The first published instance of a case of CRPS-related dystonia is a 1988 paper by Jankovic and Van der Linden who reported using BoNT injections in the forearm of a patient who experienced discoloration, swelling, severe pain, and dystonic flexion of the hand, following minor trauma [5]. They reported moderate relief of the flexor spasms but no functional improvement. No further data was reported and the diagnosis of CRPS is not confirmable retrospectively.
Dr. Daniel Tarsy and colleagues published a series of three cases of limb dystonia following high-voltage electrical injury [6]. Of these, one patient is described as having symptoms of reflex sympathetic dystrophy (RSD), including persistent hyperextension of digits 2–5 and limited voluntary movement. Electromyography (EMG) confirmed the presence of “spasms” in the lumbricals, which were subsequently treated twice with 60 units (15 each lumbrical) of an unspecified botulinum toxin, spaced two weeks apart. Passive flexion improved, though active function remained limited.
In 2001, van Hilten et al. published a series of 10 patients with progressive dystonia due to reflex sympathetic dystrophy [7]. BoNT treatment is mentioned briefly as being ineffective in all cases, but no further details are provided.
The same year, a case series of 14 patients with dystonic clenched fist was published by Cordavari et al. [8]. Four patients had CRPS (using the 1994 criteria [30]) and were treated using EMG-guided injections of abobotulinumtoxin-A into wrist and finger flexors. Injections were performed every 3–6 months and treatment was repeated up to 14 times, with changes in dosage and injected muscles according to clinical presentation. Three of four patients experienced consistent pain relief and muscle relaxation, while meaningful improvements in posture and function were only seen in the hand of one patient, whose clenched fist manifestation was treated within 12 months of onset. Dosages were relatively high (up to 300 units per muscle and 1200 units total) and effects “short-lasting and less satisfactory than in patients with Parksinson’s disease”.

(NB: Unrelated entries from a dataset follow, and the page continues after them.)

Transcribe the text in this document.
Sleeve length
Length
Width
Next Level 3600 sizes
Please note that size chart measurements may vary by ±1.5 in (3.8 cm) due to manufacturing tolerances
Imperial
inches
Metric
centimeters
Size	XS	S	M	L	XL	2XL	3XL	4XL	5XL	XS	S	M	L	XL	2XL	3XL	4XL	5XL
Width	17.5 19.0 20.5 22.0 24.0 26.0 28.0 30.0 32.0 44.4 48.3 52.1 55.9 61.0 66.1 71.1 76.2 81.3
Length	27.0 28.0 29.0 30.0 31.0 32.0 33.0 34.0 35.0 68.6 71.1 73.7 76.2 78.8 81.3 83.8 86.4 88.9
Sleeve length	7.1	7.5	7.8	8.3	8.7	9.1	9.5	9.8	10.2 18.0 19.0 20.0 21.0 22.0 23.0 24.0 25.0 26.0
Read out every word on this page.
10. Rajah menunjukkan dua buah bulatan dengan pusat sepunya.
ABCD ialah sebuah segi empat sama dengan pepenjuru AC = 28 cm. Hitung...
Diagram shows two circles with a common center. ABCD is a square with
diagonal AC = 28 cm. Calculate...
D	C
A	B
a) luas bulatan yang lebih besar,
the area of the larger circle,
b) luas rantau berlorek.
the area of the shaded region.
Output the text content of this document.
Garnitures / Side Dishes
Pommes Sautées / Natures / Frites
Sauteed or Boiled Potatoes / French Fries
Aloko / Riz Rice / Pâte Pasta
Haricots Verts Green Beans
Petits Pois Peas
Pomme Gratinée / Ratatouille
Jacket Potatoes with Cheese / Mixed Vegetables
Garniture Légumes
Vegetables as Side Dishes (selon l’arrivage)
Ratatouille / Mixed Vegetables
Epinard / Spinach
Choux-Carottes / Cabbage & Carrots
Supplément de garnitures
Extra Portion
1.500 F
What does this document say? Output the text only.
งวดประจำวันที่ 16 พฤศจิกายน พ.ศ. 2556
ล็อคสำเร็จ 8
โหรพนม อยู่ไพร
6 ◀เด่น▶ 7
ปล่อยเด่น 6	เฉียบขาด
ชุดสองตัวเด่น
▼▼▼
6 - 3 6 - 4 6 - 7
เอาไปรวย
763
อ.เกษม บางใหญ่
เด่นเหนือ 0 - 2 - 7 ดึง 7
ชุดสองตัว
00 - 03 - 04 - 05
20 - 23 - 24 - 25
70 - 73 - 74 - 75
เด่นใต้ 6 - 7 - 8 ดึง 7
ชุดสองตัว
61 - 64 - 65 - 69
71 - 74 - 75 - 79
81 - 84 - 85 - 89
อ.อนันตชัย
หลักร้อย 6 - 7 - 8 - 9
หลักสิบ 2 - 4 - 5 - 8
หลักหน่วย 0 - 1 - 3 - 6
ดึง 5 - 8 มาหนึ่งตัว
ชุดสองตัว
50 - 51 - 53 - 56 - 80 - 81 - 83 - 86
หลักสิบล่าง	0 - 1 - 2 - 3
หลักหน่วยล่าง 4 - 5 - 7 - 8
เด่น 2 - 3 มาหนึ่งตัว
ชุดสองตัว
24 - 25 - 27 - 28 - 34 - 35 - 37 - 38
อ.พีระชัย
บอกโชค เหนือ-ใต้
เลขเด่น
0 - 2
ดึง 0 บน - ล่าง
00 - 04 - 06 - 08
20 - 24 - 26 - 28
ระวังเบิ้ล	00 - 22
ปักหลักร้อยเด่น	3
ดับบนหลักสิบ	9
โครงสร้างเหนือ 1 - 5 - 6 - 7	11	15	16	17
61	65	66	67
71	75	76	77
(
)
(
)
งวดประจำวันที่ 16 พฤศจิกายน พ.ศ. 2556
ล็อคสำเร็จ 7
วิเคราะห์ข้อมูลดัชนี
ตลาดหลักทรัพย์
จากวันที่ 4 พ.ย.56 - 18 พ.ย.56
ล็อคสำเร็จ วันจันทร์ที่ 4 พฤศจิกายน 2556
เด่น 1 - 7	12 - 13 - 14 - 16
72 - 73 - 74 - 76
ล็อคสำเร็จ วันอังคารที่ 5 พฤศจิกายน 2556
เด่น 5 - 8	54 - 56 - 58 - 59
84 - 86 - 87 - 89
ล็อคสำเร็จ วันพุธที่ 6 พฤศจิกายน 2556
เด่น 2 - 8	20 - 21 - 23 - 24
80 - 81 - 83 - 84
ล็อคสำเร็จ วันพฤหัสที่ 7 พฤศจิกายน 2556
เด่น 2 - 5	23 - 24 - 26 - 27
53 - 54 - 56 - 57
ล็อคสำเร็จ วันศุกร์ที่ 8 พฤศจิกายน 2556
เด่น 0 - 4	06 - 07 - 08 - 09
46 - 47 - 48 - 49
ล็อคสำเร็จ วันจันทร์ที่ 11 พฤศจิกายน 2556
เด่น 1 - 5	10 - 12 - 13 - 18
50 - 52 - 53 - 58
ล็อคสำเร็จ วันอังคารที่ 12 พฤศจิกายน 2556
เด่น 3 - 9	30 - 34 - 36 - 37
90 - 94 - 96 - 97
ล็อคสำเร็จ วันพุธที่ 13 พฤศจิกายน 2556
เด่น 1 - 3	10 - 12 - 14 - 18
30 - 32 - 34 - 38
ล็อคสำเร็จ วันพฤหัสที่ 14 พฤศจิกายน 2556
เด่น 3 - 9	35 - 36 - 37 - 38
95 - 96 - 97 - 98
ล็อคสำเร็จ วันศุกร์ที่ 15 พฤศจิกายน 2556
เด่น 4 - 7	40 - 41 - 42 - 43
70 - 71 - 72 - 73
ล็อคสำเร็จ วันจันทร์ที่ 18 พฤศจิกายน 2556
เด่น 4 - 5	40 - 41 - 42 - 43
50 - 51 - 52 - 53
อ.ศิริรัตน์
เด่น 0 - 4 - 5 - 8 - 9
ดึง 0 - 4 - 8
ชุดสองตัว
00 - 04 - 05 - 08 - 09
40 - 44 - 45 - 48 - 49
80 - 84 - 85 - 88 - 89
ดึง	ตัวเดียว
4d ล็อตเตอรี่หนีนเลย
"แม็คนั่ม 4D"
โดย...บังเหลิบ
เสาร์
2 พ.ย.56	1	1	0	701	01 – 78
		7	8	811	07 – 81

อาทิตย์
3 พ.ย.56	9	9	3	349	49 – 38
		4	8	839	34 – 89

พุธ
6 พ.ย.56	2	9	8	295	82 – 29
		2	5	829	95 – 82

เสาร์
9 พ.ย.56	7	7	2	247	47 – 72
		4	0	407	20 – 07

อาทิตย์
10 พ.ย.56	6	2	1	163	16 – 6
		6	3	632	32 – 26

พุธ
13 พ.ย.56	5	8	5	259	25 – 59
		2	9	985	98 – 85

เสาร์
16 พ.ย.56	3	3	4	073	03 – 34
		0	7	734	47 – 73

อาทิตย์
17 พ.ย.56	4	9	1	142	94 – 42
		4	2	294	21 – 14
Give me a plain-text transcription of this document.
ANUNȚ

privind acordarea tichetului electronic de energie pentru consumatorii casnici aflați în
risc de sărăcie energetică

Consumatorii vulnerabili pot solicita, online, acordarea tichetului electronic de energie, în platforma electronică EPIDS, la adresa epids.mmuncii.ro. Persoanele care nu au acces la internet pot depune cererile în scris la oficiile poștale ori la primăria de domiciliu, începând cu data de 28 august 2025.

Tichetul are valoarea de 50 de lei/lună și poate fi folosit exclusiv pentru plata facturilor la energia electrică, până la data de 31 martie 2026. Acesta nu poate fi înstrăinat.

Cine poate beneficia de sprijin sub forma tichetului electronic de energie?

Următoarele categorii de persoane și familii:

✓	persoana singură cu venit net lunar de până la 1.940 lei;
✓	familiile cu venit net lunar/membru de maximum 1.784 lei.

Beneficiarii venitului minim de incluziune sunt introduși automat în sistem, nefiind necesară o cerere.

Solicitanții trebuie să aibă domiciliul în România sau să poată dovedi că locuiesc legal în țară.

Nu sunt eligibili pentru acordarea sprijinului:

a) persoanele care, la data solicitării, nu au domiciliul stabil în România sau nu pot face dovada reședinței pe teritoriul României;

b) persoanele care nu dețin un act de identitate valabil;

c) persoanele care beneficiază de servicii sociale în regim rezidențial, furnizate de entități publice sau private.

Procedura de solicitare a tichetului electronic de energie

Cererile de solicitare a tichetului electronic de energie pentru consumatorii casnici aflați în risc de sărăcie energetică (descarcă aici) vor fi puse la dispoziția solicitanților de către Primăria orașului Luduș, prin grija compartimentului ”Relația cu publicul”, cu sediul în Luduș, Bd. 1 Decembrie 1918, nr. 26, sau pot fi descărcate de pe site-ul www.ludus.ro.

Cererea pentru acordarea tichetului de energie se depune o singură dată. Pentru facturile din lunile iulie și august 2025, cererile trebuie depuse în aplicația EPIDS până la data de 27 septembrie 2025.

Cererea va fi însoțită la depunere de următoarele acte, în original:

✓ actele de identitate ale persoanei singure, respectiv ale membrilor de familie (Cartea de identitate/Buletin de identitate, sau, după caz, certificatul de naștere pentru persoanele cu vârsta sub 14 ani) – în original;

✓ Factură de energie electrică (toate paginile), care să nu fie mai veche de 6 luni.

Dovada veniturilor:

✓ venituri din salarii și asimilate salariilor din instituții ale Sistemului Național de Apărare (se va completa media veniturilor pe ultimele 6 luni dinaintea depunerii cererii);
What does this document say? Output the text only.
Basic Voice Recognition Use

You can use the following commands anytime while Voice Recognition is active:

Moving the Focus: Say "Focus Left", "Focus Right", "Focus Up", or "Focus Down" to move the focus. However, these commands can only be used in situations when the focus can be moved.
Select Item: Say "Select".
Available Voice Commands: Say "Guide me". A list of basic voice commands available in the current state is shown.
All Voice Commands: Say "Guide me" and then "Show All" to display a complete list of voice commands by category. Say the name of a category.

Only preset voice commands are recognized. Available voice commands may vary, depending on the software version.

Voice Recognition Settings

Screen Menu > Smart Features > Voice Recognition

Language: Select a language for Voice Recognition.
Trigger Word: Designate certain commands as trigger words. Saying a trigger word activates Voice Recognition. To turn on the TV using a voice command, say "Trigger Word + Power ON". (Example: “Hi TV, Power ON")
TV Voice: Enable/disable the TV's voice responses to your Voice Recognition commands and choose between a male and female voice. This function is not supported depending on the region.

In 2002, Argoff and colleagues published an open-label study of 11 patients with type 1 CRPS of the upper limb (originally presented at the 1999 IASP Congress [9], later expanded on by the authors in the referenced publication) [10]. Onabotulinumtoxin-A was injected into myofascial trigger points in the proximal neck and shoulder of the affected limb, resulting in substantial pain relief both locally and distally. Additional benefits included improved range of motion, reduced thermal and mechanical allodynia, and decreased hyperalgesia. Doses of up to 300 units, with 25–50 units per injected muscle were used, with effects lasting up to 12 weeks. Consistent efficacy was reported for up to 4 years of continual treatment using this approach. A randomized, placebo-controlled trial was reportedly initiated, but its outcome remains unknown, and follow-up attempts with the author were unsuccessful.
A larger study from 2004 by Schrag et al. evaluated 103 patients with fixed dystonia, 41 of whom were assessed prospectively [11]. Twenty percent of patients met diagnostic criteria for CRPS, and the study focused on the perceived overlap between fixed dystonia, CRPS, and psychogenic or somatoform disorders. BoNT injections were among the treatment modalities attempted, and only eight patients reportedly experienced improvement ranging from transient benefit to near-complete remission. The authors do not report on whether these eight had a diagnosis of CRPS. The paper also provides no specifics regarding the botulinum toxin type, injection sites, dosing, or outcome measures. Furthermore, the classification of CRPS-associated dystonia as potentially psychogenic is controversial, especially given the growing recognition of CRPS as a condition involving both central and peripheral pathophysiological mechanisms. This lack of detailed treatment data and the psychogenic framing of CRPS-related dystonia limits the generalizability and clinical applicability of the findings.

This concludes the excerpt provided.